To conclude, I will leave you with some of my favourite quotes from Perez’s book. These are the quotes I believe are the most impactful and most representative of Perez’s purposes in conducting this research. If you get the chance and fancy a little bit of feminist reading this festive season, I couldn’t recommend ‘Invisible Women’ more highly.
"There is no such thing as a woman who doesn’t work. There is only a woman who isn’t paid for her work... We like to think that the unpaid work women do is just about individual women caring for their individual family members to their own individual benefit. It isn’t. Women’s unpaid work is work that society depends on, and it is work from which society as a whole benefits."
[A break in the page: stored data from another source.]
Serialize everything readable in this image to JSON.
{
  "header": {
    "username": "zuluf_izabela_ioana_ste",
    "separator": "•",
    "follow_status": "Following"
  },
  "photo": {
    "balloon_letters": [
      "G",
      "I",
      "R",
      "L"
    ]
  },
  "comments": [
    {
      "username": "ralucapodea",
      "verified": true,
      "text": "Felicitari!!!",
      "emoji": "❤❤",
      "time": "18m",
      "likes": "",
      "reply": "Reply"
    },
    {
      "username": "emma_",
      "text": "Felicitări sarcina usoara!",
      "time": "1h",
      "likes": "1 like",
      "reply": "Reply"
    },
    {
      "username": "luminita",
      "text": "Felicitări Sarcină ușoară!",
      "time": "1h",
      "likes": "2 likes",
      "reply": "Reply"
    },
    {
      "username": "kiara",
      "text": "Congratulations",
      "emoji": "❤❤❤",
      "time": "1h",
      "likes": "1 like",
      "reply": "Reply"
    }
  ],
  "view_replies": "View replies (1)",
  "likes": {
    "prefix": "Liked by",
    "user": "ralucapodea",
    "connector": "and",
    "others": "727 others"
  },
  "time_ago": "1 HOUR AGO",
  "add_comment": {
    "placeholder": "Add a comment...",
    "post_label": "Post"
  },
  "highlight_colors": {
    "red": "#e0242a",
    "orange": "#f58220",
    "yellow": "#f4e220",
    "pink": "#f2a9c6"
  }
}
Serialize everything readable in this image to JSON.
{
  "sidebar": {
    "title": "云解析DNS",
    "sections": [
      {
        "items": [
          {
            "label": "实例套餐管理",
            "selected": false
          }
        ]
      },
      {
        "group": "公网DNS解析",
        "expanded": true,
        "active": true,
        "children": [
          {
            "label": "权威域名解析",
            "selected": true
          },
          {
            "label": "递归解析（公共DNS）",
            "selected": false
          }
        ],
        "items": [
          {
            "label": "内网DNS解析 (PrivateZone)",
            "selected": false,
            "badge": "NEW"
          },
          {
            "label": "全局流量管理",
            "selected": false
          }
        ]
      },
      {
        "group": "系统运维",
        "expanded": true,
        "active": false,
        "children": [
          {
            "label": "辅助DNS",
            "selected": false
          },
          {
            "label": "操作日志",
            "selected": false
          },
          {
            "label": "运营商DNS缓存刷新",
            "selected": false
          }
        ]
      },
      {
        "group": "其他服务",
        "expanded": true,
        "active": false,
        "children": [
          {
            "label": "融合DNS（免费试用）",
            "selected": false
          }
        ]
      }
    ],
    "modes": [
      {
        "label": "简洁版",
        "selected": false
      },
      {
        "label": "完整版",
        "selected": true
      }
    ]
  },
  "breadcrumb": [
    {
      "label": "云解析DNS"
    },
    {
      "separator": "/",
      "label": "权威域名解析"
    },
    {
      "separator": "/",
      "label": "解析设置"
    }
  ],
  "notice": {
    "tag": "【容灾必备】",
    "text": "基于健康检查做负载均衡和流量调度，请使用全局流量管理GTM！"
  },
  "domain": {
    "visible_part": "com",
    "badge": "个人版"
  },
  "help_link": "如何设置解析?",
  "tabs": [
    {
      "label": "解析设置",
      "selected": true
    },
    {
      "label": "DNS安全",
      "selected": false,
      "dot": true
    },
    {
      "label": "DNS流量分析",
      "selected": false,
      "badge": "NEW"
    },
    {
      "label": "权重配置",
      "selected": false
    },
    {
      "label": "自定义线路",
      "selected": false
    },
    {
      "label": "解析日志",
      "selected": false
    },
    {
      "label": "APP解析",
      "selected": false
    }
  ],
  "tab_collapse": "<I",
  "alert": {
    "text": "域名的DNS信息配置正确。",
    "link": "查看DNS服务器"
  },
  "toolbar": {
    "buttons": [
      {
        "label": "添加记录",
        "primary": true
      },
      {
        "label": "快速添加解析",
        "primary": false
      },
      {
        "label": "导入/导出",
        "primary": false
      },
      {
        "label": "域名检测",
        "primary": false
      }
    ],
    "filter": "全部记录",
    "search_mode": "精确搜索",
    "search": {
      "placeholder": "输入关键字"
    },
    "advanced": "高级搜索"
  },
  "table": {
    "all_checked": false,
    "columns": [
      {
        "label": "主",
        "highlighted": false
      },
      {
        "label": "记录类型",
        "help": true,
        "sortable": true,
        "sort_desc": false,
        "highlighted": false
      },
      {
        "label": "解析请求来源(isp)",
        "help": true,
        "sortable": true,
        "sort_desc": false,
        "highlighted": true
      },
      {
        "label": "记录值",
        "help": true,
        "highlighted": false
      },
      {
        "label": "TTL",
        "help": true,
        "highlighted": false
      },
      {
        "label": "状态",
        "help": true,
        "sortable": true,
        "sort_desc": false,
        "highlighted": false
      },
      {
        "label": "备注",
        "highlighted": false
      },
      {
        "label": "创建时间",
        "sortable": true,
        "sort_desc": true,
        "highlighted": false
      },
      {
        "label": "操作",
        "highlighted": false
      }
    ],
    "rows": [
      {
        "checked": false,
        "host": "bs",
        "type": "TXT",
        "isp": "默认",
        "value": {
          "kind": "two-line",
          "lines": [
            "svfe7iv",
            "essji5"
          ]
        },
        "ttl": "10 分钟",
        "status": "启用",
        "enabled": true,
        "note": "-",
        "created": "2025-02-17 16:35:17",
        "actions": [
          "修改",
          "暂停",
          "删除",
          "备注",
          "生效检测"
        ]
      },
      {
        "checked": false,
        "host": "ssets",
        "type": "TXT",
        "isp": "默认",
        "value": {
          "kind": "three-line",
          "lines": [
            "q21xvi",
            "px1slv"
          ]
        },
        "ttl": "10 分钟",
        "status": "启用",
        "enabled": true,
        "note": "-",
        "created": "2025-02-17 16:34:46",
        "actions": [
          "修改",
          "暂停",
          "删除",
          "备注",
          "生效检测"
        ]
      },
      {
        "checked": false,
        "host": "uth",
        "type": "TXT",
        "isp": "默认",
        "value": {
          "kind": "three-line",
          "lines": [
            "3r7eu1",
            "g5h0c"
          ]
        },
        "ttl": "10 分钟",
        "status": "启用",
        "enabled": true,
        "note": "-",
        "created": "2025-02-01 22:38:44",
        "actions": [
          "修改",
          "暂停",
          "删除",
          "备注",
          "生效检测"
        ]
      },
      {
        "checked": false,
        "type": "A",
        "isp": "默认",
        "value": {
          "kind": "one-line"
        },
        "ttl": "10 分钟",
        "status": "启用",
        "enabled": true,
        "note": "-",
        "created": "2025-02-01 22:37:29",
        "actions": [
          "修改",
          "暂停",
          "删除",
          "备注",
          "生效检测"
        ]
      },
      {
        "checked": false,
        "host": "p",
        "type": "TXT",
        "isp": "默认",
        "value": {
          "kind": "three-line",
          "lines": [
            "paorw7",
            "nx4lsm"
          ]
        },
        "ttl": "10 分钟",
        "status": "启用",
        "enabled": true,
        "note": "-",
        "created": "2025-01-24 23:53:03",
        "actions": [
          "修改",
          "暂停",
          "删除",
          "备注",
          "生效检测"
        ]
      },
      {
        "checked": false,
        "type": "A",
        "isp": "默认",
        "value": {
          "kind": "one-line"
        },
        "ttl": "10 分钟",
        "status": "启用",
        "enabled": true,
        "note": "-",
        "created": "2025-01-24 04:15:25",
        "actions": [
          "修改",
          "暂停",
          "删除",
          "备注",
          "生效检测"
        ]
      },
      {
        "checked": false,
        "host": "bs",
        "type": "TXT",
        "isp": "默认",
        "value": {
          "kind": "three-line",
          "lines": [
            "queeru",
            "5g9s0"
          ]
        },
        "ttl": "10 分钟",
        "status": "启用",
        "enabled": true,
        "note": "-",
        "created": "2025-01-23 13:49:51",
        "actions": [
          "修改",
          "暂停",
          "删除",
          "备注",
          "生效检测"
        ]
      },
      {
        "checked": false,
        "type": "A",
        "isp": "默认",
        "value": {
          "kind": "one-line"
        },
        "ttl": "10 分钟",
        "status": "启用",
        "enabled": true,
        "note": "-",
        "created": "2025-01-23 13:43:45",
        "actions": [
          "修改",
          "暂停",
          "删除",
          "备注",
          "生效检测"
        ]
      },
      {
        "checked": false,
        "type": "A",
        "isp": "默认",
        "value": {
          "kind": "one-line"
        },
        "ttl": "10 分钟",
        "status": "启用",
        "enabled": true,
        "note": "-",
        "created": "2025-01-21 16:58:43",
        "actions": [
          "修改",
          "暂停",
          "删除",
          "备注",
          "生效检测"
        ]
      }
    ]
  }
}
"When we exclude half of humanity from the production of knowledge we lose out on potentially transformative insights."
"For millennia, medicine has functioned on the assumption that male bodies can represent humanity as a whole. As a result, we have a huge historical data gap when it comes to female bodies, and this is a data gap that is continuing to grow as researchers carry on ignoring the pressing ethical need to include female cells, animals and humans, in their research. That this is still going on in the twenty-first century is a scandal. It should be the subject of newspaper headlines worldwide. Women are dying, and the medical world is complicit. It needs to wake up... We need a revolution in the research and the practice of medicine, and we need it yesterday. We need to train doctors to listen to women, and to recognise that their inability to diagnose a woman may not be because she is lying or being hysterical: the problem may be the gender data gaps in their knowledge. It’s time to stop dismissing women, and start saving them.”
“The fact is that worth is a matter of opinion, and opinion is informed by culture. And if that culture is as male-biased as ours is, it can’t help but be biased against women. By default."
"The result of this deeply male-dominated culture is that the male experience, the male perspective, has come to be seen as universal, while the female experience-that of half the global population, after all-is seen as, well, niche.”